If I have 12 books and 12 book spaces, how many ways can I arrange these books? Not all spaces have to be filled. All the books are the same.

Question

If I have 12 books and 12 book spaces, how many ways can I arrange these books? Not all spaces have to be filled. All the books are the same. In other words, putting a book in space 1 and a book in space 3 and leaving spaces 2, 4, 5, 6, 7, 8, 9, 10, 11, 12 empty is a valid combination.

Answer 1

There are just as many ways as there are subsets of the $12$-element set of book spacess. And a $12$-element set has $2^{12}$ subsets.

To see this another way, imagine the spaces (slots) are arranged in a row. We start at the left end and have $2$ choices, put in a book or not. For every choice about the first slot, there are $2$ choices for the second slot, book or no book. And so on. So there is a total of $2\times 2\times\cdots\times 2$ (length $12$ product) choices, that is, $2^{12}$ choices. This includes the choice of saying no $12$ times, that is, placing no books.

Answer 2

Since all the books are the same, you only have to choose which spaces are filled (and all the unused books are left out).

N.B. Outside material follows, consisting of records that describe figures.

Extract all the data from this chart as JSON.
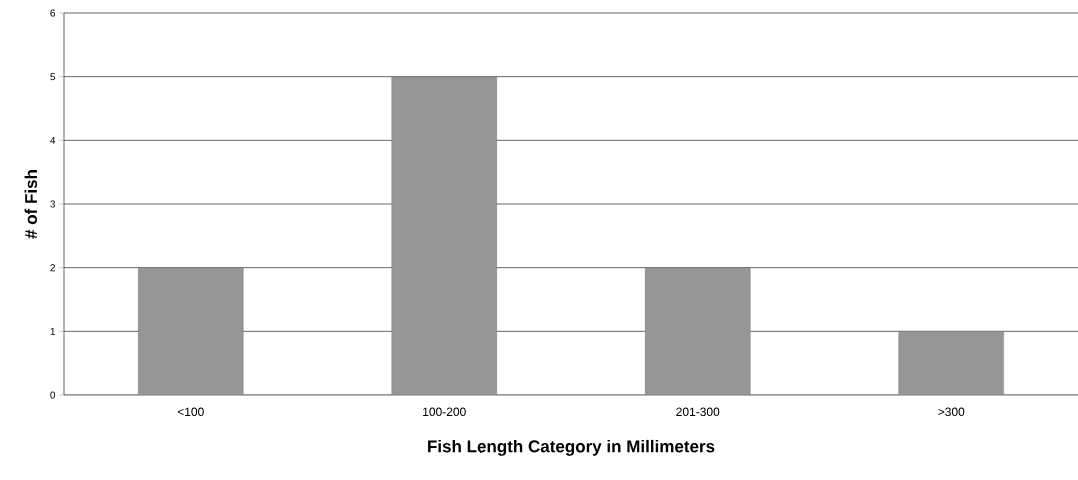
{
  "chart_data": {
    "type": "bar",
    "xlabel": "Fish Length Category in Millimeters",
    "ylabel": "# of Fish",
    "categories": [
      "<100",
      "100-200",
      "201-300",
      ">300"
    ],
    "values": [
      2,
      5,
      2,
      1
    ],
    "color": "#969696",
    "ylim": [
      0,
      6
    ],
    "yticks": [
      0,
      1,
      2,
      3,
      4,
      5,
      6
    ],
    "grid": "y"
  }
}
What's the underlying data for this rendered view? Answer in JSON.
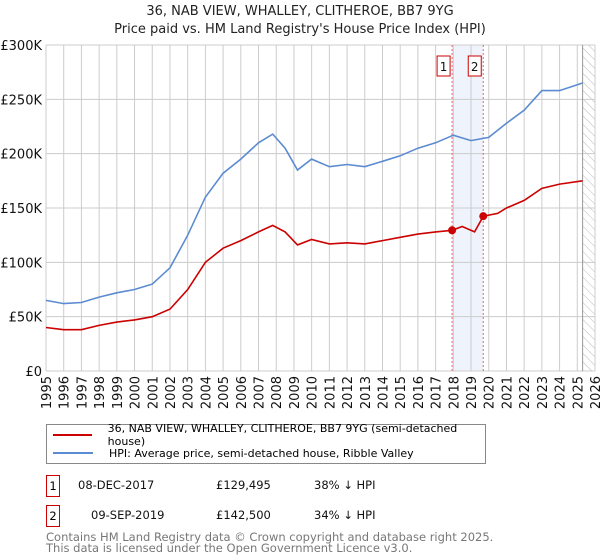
{
  "chart_data": {
    "type": "line",
    "title": "36, NAB VIEW, WHALLEY, CLITHEROE, BB7 9YG",
    "subtitle": "Price paid vs. HM Land Registry's House Price Index (HPI)",
    "ylim": [
      0,
      300000
    ],
    "xlim": [
      1995,
      2026
    ],
    "y_ticks": [
      "£0",
      "£50K",
      "£100K",
      "£150K",
      "£200K",
      "£250K",
      "£300K"
    ],
    "x_ticks": [
      "1995",
      "1996",
      "1997",
      "1998",
      "1999",
      "2000",
      "2001",
      "2002",
      "2003",
      "2004",
      "2005",
      "2006",
      "2007",
      "2008",
      "2009",
      "2010",
      "2011",
      "2012",
      "2013",
      "2014",
      "2015",
      "2016",
      "2017",
      "2018",
      "2019",
      "2020",
      "2021",
      "2022",
      "2023",
      "2024",
      "2025",
      "2026"
    ],
    "grid": true,
    "series": [
      {
        "name": "36, NAB VIEW, WHALLEY, CLITHEROE, BB7 9YG (semi-detached house)",
        "color": "#cc0000",
        "x": [
          1995,
          1996,
          1997,
          1998,
          1999,
          2000,
          2001,
          2002,
          2003,
          2004,
          2005,
          2006,
          2007,
          2007.8,
          2008.5,
          2009.2,
          2010,
          2011,
          2012,
          2013,
          2014,
          2015,
          2016,
          2017,
          2017.93,
          2018.5,
          2019.2,
          2019.69,
          2020.5,
          2021,
          2022,
          2023,
          2024,
          2025.3
        ],
        "y": [
          40000,
          38000,
          38000,
          42000,
          45000,
          47000,
          50000,
          57000,
          75000,
          100000,
          113000,
          120000,
          128000,
          134000,
          128000,
          116000,
          121000,
          117000,
          118000,
          117000,
          120000,
          123000,
          126000,
          128000,
          129495,
          133000,
          128000,
          142500,
          145000,
          150000,
          157000,
          168000,
          172000,
          175000
        ]
      },
      {
        "name": "HPI: Average price, semi-detached house, Ribble Valley",
        "color": "#5b8bd0",
        "x": [
          1995,
          1996,
          1997,
          1998,
          1999,
          2000,
          2001,
          2002,
          2003,
          2004,
          2005,
          2006,
          2007,
          2007.8,
          2008.5,
          2009.2,
          2010,
          2011,
          2012,
          2013,
          2014,
          2015,
          2016,
          2017,
          2018,
          2019,
          2020,
          2021,
          2022,
          2023,
          2024,
          2025.3
        ],
        "y": [
          65000,
          62000,
          63000,
          68000,
          72000,
          75000,
          80000,
          95000,
          125000,
          160000,
          182000,
          195000,
          210000,
          218000,
          205000,
          185000,
          195000,
          188000,
          190000,
          188000,
          193000,
          198000,
          205000,
          210000,
          217000,
          212000,
          215000,
          228000,
          240000,
          258000,
          258000,
          265000
        ]
      }
    ],
    "annotations": [
      {
        "label": "1",
        "x": 2017.93
      },
      {
        "label": "2",
        "x": 2019.69
      }
    ],
    "forecast_start": 2025.3
  },
  "legend": [
    "36, NAB VIEW, WHALLEY, CLITHEROE, BB7 9YG (semi-detached house)",
    "HPI: Average price, semi-detached house, Ribble Valley"
  ],
  "transactions": [
    {
      "num": "1",
      "date": "08-DEC-2017",
      "price": "£129,495",
      "delta": "38% ↓ HPI"
    },
    {
      "num": "2",
      "date": "09-SEP-2019",
      "price": "£142,500",
      "delta": "34% ↓ HPI"
    }
  ],
  "footer": [
    "Contains HM Land Registry data © Crown copyright and database right 2025.",
    "This data is licensed under the Open Government Licence v3.0."
  ]
}
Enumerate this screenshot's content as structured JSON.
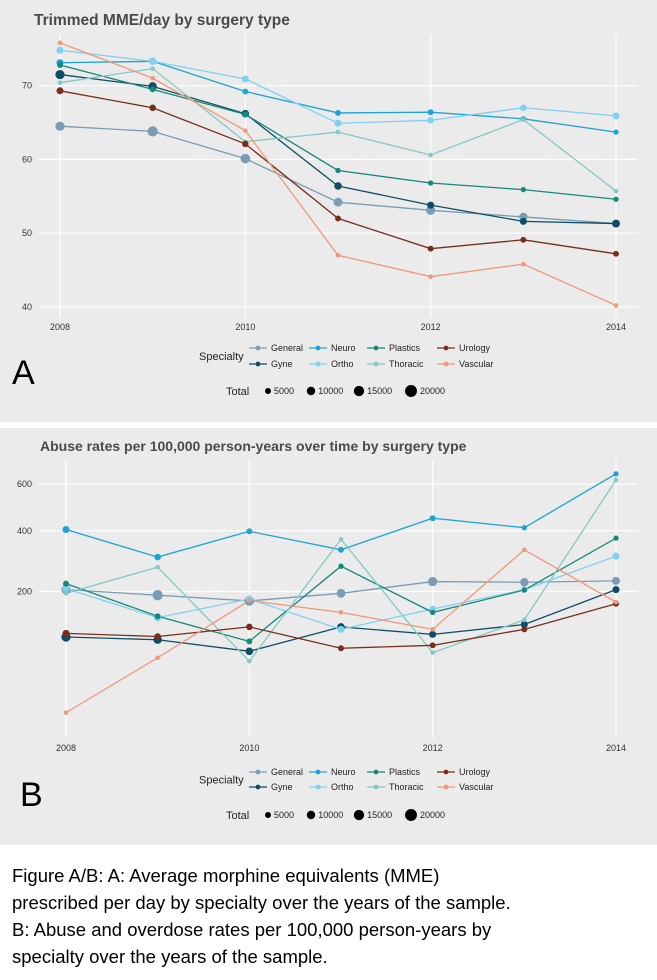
{
  "chart_data": [
    {
      "type": "line",
      "panel_label": "A",
      "title": "Trimmed MME/day by surgery type",
      "x": [
        2008,
        2009,
        2010,
        2011,
        2012,
        2013,
        2014
      ],
      "x_ticks": [
        "2008",
        "2010",
        "2012",
        "2014"
      ],
      "y_ticks": [
        "40",
        "50",
        "60",
        "70"
      ],
      "ylim": [
        38.5,
        77
      ],
      "grid": true,
      "series": [
        {
          "name": "General",
          "color": "#7a9db5",
          "values": [
            64.5,
            63.8,
            60.1,
            54.2,
            53.1,
            52.2,
            51.3
          ],
          "sizes": [
            12000,
            15000,
            13000,
            11000,
            12000,
            10000,
            8000
          ]
        },
        {
          "name": "Gyne",
          "color": "#0f4d66",
          "values": [
            71.5,
            69.9,
            66.2,
            56.4,
            53.8,
            51.6,
            51.3
          ],
          "sizes": [
            12000,
            10000,
            8000,
            8000,
            7000,
            7000,
            9000
          ]
        },
        {
          "name": "Neuro",
          "color": "#1da3d6",
          "values": [
            73.1,
            73.3,
            69.2,
            66.3,
            66.4,
            65.5,
            63.7
          ],
          "sizes": [
            7000,
            6000,
            5000,
            5000,
            5000,
            4000,
            4000
          ]
        },
        {
          "name": "Ortho",
          "color": "#7fd0f2",
          "values": [
            74.8,
            73.3,
            70.9,
            64.9,
            65.3,
            67.0,
            65.9
          ],
          "sizes": [
            7000,
            8000,
            7000,
            7000,
            6000,
            6000,
            7000
          ]
        },
        {
          "name": "Plastics",
          "color": "#17897a",
          "values": [
            72.8,
            69.5,
            66.1,
            58.5,
            56.8,
            55.9,
            54.6
          ],
          "sizes": [
            5000,
            5000,
            5000,
            4000,
            4000,
            4000,
            4000
          ]
        },
        {
          "name": "Thoracic",
          "color": "#84c9c4",
          "values": [
            70.4,
            72.3,
            62.4,
            63.7,
            60.6,
            65.4,
            55.7
          ],
          "sizes": [
            3000,
            3000,
            3000,
            3000,
            3000,
            3000,
            3000
          ]
        },
        {
          "name": "Urology",
          "color": "#7a2e1a",
          "values": [
            69.3,
            67.0,
            62.1,
            52.0,
            47.9,
            49.1,
            47.2
          ],
          "sizes": [
            7000,
            6000,
            6000,
            5000,
            5000,
            5000,
            5000
          ]
        },
        {
          "name": "Vascular",
          "color": "#f09878",
          "values": [
            75.8,
            71.0,
            63.9,
            47.0,
            44.1,
            45.8,
            40.2
          ],
          "sizes": [
            3000,
            3000,
            3000,
            3000,
            3000,
            3000,
            3000
          ]
        }
      ],
      "legend": {
        "title": "Specialty",
        "size_title": "Total",
        "size_labels": [
          "5000",
          "10000",
          "15000",
          "20000"
        ],
        "size_values": [
          5000,
          10000,
          15000,
          20000
        ],
        "placement": "bottom"
      }
    },
    {
      "type": "line",
      "panel_label": "B",
      "title": "Abuse rates per 100,000 person-years over time by surgery type",
      "y_scale": "sqrt",
      "x": [
        2008,
        2009,
        2010,
        2011,
        2012,
        2013,
        2014
      ],
      "x_ticks": [
        "2008",
        "2010",
        "2012",
        "2014"
      ],
      "y_ticks": [
        "200",
        "400",
        "600"
      ],
      "ylim": [
        0,
        720
      ],
      "grid": true,
      "series": [
        {
          "name": "General",
          "color": "#7a9db5",
          "values": [
            205,
            190,
            175,
            195,
            228,
            226,
            230
          ],
          "sizes": [
            12000,
            15000,
            13000,
            11000,
            12000,
            10000,
            9000
          ]
        },
        {
          "name": "Gyne",
          "color": "#0f4d66",
          "values": [
            95,
            90,
            70,
            115,
            100,
            120,
            205
          ],
          "sizes": [
            12000,
            10000,
            8000,
            8000,
            7000,
            7000,
            7000
          ]
        },
        {
          "name": "Neuro",
          "color": "#1da3d6",
          "values": [
            405,
            305,
            398,
            330,
            450,
            412,
            650
          ],
          "sizes": [
            7000,
            6000,
            5000,
            5000,
            5000,
            4000,
            4000
          ]
        },
        {
          "name": "Ortho",
          "color": "#7fd0f2",
          "values": [
            208,
            135,
            180,
            110,
            155,
            205,
            308
          ],
          "sizes": [
            7000,
            8000,
            7000,
            7000,
            6000,
            6000,
            7000
          ]
        },
        {
          "name": "Plastics",
          "color": "#17897a",
          "values": [
            222,
            138,
            87,
            275,
            147,
            204,
            372
          ],
          "sizes": [
            5000,
            5000,
            5000,
            4000,
            4000,
            4000,
            4000
          ]
        },
        {
          "name": "Thoracic",
          "color": "#84c9c4",
          "values": [
            195,
            272,
            55,
            368,
            68,
            130,
            620
          ],
          "sizes": [
            3000,
            3000,
            3000,
            3000,
            3000,
            3000,
            3000
          ]
        },
        {
          "name": "Urology",
          "color": "#7a2e1a",
          "values": [
            102,
            96,
            115,
            75,
            80,
            110,
            168
          ],
          "sizes": [
            7000,
            6000,
            6000,
            5000,
            5000,
            5000,
            5000
          ]
        },
        {
          "name": "Vascular",
          "color": "#f09878",
          "values": [
            6,
            60,
            176,
            147,
            110,
            330,
            172
          ],
          "sizes": [
            3000,
            3000,
            3000,
            3000,
            3000,
            3000,
            3000
          ]
        }
      ],
      "legend": {
        "title": "Specialty",
        "size_title": "Total",
        "size_labels": [
          "5000",
          "10000",
          "15000",
          "20000"
        ],
        "size_values": [
          5000,
          10000,
          15000,
          20000
        ],
        "placement": "bottom"
      }
    }
  ],
  "caption": {
    "lines": [
      "Figure A/B:  A:  Average morphine equivalents (MME)",
      "prescribed per day by specialty over the years of the sample.",
      "B:  Abuse and overdose rates per 100,000 person-years by",
      "specialty over the years of the sample."
    ]
  }
}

There are $2^{12}$ ways to choose a (possibly empty) subset of $12$ spaces.

Answer 3

Another way is, to calculate the number of combinations, if k spaces are left. It is $12 \choose k$

Now you have to sum the combinations for k from 0 to 12.

$\sum_{k=0}^{12} {12 \choose k}$

According to the Binomial Theorem it is $\sum_{k=0}^{12} {12 \choose k}=2^{12}$

If at least one book have to be placed in the bookshelf, then the number of combinations are $\sum_{k=0}^{11} {12 \choose k}=\left[ \sum_{k=0}^{12} {12 \choose k}\right] -{12 \choose 12}=2^{12}-1$